“I’ll die young, but it’s like kissing God.”

On August 3, 1966, the brilliant, boundary-stretching and, unfortunately, drug-addicted American comedian Lenny Bruce was found dead in the bathroom of his home in Hollywood, California.

A syringe and other drug paraphernalia were on the floor next to him. The cause of death was ruled to be an accidental overdose of morphine.

Bruce was just 40 years old.

It was the sad fulfillment of a famous quote about the peril and pleasure of drug addiction that is widely credited to Bruce:

       “I’ll die young, but it’s like kissing God.”

Many books of quotations simply cite the quote as “attributed.”

Those that give a specific source for the attribution cite the 1970 book Play Power: Exploring the International Underground by Richard Neville.

Neville is himself a legendary 1960s counterculture celebrity.
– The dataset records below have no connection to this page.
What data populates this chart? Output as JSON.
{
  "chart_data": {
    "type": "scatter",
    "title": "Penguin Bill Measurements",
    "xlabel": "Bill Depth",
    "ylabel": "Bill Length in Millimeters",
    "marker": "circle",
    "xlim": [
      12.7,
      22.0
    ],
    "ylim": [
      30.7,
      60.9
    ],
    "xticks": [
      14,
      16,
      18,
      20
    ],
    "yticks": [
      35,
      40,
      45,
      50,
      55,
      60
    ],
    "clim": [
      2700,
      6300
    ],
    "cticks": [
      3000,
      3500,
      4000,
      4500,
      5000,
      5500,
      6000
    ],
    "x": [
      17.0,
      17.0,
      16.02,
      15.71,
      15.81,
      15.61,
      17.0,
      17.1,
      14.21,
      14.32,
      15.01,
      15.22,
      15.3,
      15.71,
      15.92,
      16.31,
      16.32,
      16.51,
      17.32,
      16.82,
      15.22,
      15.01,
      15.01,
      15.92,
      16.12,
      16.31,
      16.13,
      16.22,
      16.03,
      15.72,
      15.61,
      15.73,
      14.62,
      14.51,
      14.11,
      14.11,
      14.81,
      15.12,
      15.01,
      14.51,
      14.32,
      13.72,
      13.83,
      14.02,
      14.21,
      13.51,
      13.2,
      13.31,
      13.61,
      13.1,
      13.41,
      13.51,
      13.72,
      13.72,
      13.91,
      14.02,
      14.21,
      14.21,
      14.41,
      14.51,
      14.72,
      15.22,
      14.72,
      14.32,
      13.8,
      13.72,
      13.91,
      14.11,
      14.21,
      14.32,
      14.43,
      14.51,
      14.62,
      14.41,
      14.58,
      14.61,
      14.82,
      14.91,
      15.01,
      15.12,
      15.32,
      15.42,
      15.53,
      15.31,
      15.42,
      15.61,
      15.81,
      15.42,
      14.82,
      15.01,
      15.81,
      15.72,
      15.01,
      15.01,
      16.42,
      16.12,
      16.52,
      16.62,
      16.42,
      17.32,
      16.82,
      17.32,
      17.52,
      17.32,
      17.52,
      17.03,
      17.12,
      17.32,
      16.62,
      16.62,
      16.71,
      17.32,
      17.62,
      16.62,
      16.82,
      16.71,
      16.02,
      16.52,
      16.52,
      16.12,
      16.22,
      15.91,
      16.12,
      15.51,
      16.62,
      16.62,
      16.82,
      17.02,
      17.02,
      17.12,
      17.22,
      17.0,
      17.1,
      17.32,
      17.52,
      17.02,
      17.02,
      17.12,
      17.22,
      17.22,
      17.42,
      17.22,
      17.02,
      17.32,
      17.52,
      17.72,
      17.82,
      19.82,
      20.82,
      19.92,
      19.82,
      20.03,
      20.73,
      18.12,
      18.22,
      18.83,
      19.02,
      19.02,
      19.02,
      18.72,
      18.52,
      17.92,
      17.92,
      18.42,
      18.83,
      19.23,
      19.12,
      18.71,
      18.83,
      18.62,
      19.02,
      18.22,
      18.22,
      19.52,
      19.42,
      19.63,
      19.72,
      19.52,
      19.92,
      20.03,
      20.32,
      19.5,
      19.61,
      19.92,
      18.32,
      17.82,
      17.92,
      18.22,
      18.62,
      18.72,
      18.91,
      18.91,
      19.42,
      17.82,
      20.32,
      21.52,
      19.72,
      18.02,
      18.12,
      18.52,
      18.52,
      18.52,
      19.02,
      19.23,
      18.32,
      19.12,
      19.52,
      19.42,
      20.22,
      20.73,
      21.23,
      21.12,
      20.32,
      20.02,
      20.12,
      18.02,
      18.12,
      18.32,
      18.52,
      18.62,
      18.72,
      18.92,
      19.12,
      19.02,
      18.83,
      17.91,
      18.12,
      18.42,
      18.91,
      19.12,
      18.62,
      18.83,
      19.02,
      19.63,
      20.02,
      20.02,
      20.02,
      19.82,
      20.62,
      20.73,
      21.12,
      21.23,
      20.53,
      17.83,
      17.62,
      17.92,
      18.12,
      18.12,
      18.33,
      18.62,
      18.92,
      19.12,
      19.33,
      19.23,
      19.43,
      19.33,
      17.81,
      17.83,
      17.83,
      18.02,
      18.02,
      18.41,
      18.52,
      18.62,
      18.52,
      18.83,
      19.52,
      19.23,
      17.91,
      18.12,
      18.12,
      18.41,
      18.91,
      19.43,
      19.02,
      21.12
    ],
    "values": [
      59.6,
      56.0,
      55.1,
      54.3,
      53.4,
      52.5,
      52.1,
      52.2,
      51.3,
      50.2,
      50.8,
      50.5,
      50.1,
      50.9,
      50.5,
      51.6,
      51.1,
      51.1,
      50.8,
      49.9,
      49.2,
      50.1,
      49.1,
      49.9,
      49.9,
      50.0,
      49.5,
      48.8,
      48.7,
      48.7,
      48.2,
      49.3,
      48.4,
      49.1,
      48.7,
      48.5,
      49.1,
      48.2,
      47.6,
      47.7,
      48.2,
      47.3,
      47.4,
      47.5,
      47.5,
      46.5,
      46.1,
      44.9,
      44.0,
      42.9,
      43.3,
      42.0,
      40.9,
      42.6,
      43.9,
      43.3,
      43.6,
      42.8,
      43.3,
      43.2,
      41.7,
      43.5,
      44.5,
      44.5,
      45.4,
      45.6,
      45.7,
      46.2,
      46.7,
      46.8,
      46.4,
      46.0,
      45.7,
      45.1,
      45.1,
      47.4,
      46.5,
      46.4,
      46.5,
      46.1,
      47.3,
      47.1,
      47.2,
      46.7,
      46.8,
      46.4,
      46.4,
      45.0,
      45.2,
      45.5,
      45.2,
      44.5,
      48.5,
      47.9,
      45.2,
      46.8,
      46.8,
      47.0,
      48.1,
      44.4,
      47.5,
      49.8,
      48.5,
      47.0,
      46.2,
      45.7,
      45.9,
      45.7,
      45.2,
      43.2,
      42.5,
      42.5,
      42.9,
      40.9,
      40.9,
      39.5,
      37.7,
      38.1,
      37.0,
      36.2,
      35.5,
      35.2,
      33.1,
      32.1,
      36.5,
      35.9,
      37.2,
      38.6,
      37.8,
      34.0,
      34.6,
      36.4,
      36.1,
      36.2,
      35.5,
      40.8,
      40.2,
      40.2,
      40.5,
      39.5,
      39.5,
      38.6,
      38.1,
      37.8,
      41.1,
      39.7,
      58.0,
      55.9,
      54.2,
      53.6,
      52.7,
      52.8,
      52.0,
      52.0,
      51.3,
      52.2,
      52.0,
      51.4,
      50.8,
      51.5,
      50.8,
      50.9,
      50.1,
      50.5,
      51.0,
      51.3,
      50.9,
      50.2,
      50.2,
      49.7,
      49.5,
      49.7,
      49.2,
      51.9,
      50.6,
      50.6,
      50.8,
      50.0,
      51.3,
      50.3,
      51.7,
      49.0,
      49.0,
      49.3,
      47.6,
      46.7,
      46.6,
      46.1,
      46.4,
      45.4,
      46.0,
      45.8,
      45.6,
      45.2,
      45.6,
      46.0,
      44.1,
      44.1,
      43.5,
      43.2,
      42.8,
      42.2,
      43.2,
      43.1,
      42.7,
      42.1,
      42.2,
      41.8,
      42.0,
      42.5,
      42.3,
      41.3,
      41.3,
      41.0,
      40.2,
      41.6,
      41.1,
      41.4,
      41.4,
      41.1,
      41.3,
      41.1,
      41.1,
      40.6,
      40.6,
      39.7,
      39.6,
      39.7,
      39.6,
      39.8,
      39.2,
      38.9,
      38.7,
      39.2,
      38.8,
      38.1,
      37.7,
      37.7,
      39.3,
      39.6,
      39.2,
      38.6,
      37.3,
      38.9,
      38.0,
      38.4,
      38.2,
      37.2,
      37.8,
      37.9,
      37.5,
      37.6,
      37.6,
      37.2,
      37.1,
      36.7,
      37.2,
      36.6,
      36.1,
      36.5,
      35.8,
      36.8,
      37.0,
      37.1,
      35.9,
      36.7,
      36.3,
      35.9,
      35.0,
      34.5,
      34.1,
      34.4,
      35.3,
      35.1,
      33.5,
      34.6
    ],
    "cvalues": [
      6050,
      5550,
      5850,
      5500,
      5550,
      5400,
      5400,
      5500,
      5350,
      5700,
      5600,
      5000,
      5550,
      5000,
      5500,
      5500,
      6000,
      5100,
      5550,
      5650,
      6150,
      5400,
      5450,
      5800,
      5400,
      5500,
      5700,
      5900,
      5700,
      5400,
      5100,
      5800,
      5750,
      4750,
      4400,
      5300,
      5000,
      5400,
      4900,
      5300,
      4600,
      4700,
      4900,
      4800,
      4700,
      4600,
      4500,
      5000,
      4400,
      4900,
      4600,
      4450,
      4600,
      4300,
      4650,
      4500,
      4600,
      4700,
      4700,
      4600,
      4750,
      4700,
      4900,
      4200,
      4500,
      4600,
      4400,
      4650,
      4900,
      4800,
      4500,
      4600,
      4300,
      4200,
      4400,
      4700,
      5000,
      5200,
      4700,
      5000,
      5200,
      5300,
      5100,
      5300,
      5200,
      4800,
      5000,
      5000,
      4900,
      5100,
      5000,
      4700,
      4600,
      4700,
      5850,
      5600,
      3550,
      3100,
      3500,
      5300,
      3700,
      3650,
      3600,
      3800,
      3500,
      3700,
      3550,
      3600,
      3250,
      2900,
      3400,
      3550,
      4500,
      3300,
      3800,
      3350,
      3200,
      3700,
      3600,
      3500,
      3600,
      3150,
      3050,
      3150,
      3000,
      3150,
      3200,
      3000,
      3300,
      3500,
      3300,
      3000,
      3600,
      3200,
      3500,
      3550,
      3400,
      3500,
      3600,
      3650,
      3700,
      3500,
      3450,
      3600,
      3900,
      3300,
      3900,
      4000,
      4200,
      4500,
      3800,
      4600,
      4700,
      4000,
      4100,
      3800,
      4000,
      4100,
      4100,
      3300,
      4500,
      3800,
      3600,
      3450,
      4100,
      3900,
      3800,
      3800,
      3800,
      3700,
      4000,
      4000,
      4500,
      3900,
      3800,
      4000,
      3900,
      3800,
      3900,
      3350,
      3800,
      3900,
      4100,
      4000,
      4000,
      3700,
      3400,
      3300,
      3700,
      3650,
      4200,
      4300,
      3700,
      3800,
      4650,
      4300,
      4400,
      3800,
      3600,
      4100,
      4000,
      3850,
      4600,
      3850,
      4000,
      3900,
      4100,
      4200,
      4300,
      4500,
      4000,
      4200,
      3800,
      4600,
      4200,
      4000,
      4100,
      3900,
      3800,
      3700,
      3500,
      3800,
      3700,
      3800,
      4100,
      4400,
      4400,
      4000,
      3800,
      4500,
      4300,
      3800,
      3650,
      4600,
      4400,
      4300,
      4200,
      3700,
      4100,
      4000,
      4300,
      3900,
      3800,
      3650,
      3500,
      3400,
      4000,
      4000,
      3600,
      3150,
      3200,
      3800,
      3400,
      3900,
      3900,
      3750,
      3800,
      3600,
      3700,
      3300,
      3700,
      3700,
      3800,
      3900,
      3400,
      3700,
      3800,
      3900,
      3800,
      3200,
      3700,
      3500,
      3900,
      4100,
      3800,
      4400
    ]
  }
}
He initially gained notoriety in Australia as editor of the underground magazine OZ.

In Play Power, Neville used the Bruce quotation at the end of a point he made about the unintended consequences of public hysteria over marijuana.

“When one discovers that cannabis is harmless, exposing society’s lie, heroin by analogy may seem tempting,” Neville wrote. “Moral: Tell the truth about pot and there will be fewer junkies.”

Neville then inserted Bruce’s “kissing God” quote, without giving any source information other than Bruce’s name.

It’s possible that Neville heard Bruce say the line in a conversation.

He mentioned in an interview in DUKE magazine that he’d met Bruce briefly in 1962, when the comedian came to Australia for an ill-fated tour that was shut down after one performance for “obscenity.”

I emailed Neville and asked him if Bruce used the “kissing God” quote when they met.

He emailed back saying he didn’t remember hearing it from Bruce himself.

“I can’t recall the first time I heard it,” Neville told me, “though I do remember the saying being quoted in the London OZ office in the late Sixties.”

I’ve been unable to find the “kissing God” quote in anything written by Lenny Bruce.

Nor could I find any evidence that he said it in any of his stand-up comedy routines.

However, a version of the quip is mentioned in the 1974 biography Ladies and Gentlemen, Lenny Bruce!, written by Albert Harry Goldman and Lawrence Schiller.

According to an anecdote recorded in that book, Bruce once told his friend, writer Terry Southern:

“You start off with one or two pills, then it’s three or four and pretty soon to get that flash, you gotta have a whole handful. An’ shit! Who wants to shoot without the flash? You understand? It’s like kissing God!”

On August 3, 1966, Lenny Bruce “kissed God” for last time.